2 Antworten auf „Das Ende der „Babykiller““

  1. Danke für diesen interessanten Bericht, bei der Auflistung der Namen der Kriegs Luftschiff Kommandanten ist auch Hugo Eckener aufgeführt. Frage, ist Dr. Eckener an Feindfahrten aktiv beteiligt gewesen? Wenn ja an welchen, mit welchen Auswirkungen für den ‚Feind‘.

    Ich bedanke mich für die Beantwortung dieser Fragen, Sven Beham

    1. Lieber Herr Beham,

      Hugo Eckener war im 1. WK Ausbilder für Marine-Luftschiffbesatzungen, hatte einen entsprechenden Dienstvertrag mit dem Reichsmarineamt und bekleidete in dieser Zeit den Rang eines Korvettenkapitäns.
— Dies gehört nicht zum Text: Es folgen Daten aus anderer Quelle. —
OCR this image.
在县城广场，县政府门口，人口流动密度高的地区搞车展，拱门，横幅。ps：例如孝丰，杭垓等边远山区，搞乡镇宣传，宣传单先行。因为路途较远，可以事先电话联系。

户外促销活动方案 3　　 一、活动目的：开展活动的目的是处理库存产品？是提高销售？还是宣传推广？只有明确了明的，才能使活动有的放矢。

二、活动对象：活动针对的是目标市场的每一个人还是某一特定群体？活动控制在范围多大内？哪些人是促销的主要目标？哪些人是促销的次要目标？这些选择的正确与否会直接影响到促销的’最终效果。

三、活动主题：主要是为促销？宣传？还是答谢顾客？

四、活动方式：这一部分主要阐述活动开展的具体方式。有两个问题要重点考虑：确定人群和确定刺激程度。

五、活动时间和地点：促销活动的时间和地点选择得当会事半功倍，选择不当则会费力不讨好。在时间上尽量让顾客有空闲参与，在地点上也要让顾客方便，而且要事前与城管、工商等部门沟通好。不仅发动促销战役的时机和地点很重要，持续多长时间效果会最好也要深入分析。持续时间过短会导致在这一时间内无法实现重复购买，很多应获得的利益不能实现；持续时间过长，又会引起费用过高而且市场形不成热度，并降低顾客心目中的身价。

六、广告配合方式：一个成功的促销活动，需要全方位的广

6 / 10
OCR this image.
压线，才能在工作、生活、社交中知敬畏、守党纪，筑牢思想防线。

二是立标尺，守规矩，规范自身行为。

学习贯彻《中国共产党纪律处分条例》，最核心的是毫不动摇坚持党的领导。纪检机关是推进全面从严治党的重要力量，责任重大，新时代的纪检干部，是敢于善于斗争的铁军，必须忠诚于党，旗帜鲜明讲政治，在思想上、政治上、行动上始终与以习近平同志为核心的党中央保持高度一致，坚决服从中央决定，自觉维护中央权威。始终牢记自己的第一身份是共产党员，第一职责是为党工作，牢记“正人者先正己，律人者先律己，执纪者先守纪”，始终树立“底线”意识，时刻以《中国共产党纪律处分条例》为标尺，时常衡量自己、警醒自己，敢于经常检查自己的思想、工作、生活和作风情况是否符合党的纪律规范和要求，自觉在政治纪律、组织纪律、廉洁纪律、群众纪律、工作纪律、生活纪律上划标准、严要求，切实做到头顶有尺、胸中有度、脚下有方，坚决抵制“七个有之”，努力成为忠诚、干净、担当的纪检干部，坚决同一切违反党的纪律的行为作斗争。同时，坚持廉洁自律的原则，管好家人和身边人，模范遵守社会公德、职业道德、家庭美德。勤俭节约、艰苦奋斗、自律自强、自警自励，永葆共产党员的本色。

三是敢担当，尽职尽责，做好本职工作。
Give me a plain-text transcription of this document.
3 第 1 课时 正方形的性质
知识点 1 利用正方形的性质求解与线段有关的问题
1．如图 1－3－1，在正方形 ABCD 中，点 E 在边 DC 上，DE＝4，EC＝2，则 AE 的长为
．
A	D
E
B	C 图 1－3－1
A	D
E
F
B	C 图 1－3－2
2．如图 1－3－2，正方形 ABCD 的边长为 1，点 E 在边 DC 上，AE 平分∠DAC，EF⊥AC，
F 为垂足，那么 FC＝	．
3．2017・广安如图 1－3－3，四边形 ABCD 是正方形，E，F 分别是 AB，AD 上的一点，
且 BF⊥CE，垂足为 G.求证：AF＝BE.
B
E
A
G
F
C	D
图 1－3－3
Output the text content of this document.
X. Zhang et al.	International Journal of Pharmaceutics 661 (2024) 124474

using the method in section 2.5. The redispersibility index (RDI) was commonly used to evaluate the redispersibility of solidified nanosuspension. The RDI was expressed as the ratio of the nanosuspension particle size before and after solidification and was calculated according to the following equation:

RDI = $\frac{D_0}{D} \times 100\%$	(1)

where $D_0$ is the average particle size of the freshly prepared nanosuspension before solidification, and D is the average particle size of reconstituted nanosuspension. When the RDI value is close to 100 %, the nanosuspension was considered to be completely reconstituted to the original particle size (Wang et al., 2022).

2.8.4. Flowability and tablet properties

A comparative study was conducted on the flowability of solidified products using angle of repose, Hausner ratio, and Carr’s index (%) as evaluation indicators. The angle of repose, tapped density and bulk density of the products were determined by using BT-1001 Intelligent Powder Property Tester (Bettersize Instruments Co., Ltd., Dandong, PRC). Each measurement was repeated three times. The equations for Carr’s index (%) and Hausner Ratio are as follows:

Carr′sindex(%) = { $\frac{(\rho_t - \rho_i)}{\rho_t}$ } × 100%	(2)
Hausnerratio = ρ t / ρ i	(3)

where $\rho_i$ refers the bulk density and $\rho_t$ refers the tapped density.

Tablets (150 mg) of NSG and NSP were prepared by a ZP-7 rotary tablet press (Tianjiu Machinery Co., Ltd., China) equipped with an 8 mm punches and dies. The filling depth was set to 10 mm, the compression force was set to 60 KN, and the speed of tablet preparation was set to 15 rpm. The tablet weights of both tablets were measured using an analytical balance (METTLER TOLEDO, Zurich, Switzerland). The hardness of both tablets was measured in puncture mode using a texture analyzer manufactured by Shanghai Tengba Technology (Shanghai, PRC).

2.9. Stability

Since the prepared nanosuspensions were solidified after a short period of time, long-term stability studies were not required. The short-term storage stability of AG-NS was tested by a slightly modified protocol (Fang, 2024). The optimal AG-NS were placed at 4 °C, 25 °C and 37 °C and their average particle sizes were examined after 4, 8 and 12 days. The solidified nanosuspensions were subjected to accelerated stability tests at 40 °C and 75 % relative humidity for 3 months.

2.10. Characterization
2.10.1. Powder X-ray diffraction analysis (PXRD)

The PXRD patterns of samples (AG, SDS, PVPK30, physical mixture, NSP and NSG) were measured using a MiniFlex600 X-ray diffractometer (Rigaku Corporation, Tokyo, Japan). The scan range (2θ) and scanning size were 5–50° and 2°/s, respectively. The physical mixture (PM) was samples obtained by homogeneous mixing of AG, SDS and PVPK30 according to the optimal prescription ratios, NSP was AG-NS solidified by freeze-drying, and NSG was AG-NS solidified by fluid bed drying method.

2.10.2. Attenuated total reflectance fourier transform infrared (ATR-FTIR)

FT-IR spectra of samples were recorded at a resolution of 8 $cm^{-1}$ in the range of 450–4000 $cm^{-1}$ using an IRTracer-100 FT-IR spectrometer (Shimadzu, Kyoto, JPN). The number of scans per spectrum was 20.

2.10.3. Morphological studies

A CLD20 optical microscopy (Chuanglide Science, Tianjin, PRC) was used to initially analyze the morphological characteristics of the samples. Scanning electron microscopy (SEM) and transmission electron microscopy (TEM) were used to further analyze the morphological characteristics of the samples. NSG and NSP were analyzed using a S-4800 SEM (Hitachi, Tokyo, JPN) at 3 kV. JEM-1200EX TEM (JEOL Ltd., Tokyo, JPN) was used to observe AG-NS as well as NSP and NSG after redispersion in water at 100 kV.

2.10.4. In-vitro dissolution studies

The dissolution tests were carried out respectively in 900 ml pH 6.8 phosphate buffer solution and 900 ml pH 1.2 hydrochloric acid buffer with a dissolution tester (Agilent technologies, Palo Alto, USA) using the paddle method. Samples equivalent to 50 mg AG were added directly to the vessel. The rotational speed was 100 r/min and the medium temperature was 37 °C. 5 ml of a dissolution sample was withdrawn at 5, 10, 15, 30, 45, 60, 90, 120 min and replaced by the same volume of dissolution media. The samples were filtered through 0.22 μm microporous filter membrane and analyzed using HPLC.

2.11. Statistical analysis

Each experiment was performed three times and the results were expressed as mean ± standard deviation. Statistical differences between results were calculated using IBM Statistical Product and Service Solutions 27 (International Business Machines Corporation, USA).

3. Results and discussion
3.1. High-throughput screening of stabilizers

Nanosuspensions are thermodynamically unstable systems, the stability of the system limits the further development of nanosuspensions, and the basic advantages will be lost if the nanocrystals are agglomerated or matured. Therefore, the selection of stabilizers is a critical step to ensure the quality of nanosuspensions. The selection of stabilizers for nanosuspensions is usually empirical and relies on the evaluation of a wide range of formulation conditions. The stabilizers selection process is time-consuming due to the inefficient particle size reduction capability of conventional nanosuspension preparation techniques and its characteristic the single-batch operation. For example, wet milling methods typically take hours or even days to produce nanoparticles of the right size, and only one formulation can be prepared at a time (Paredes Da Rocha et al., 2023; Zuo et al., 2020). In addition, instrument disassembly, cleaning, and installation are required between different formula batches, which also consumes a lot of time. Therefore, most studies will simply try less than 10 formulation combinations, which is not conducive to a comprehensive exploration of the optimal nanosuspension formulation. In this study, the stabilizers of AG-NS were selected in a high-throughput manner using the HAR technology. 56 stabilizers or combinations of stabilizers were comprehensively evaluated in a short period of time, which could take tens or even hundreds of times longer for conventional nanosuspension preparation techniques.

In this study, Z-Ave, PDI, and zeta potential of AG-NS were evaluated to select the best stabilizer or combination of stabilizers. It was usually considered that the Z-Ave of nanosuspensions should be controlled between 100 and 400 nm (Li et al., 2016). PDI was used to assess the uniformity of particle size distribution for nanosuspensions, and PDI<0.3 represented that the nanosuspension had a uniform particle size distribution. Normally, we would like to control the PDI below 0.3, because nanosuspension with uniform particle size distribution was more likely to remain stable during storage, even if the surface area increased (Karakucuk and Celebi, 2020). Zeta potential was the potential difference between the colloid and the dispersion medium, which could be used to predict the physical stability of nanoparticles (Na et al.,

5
Er war jedoch offenbar nicht in die Militärhierarchie und -struktur eingebunden, sondern verblieb im Status eines Zivilisten.

      In seinen 1949 veröffentlichten Erinnerungen „Im Zeppelin über Länder und Meere“ schreibt Eckener sehr kurz über diese Zeit:
      „So meldete ich mich bei Ausbruch des Krieges beim Reichsmarineamt als ‚kriegsfreiwilliger‘ Luftschiffführer, in der Hoffnung, als Kommandant eines Marineluftschiffes verwendet zu werden. In der Tat nahm das Marineamt mein Dienstanerbieten an und verpflichtete mich als ‚Instrukteur‘ zur Ausbildung von Marineluftschifführern. Als solcher hatte ich theoretischen Unterricht zu erteilen und auf Schulungsfahrten eine praktische Ausbildung vorzunehmen. Dann und wann wurden diese Ausbildungsfahrten in den Frontdienst einbezogen, indem ein Abschnitt der Nordsee dem Schulschiff als Aufklärungsgebiet zugeteilt wurde.“
      In der Biografie von Rolf Italiaander in: Ein Deutscher namens Eckener“ sind im Kapitel „Ein Zivilist bildet Marine-Luftschiffer aus“ (S. 124 – 179) einige Briefe Eckeners aus dieser Zeit wiedergegeben. Hier berichtet Eckener z.B. über eine Aufklärungsfahrt mit dem Marineluftschiff L 9 am 19.03.1915 (S. 134-137).

      Es handelte sich demnach um Aufklärungsfahrten zum Schutz der eigenen Schiffsverbände, die bis in die Nähe der englischen Küste führen konnten. Bei Einsätzen zum Bombenabwurf scheint Eckener aber nicht teilgenommen zu haben.

      Wir hoffen, Ihnen damit weitergeholfen zu haben!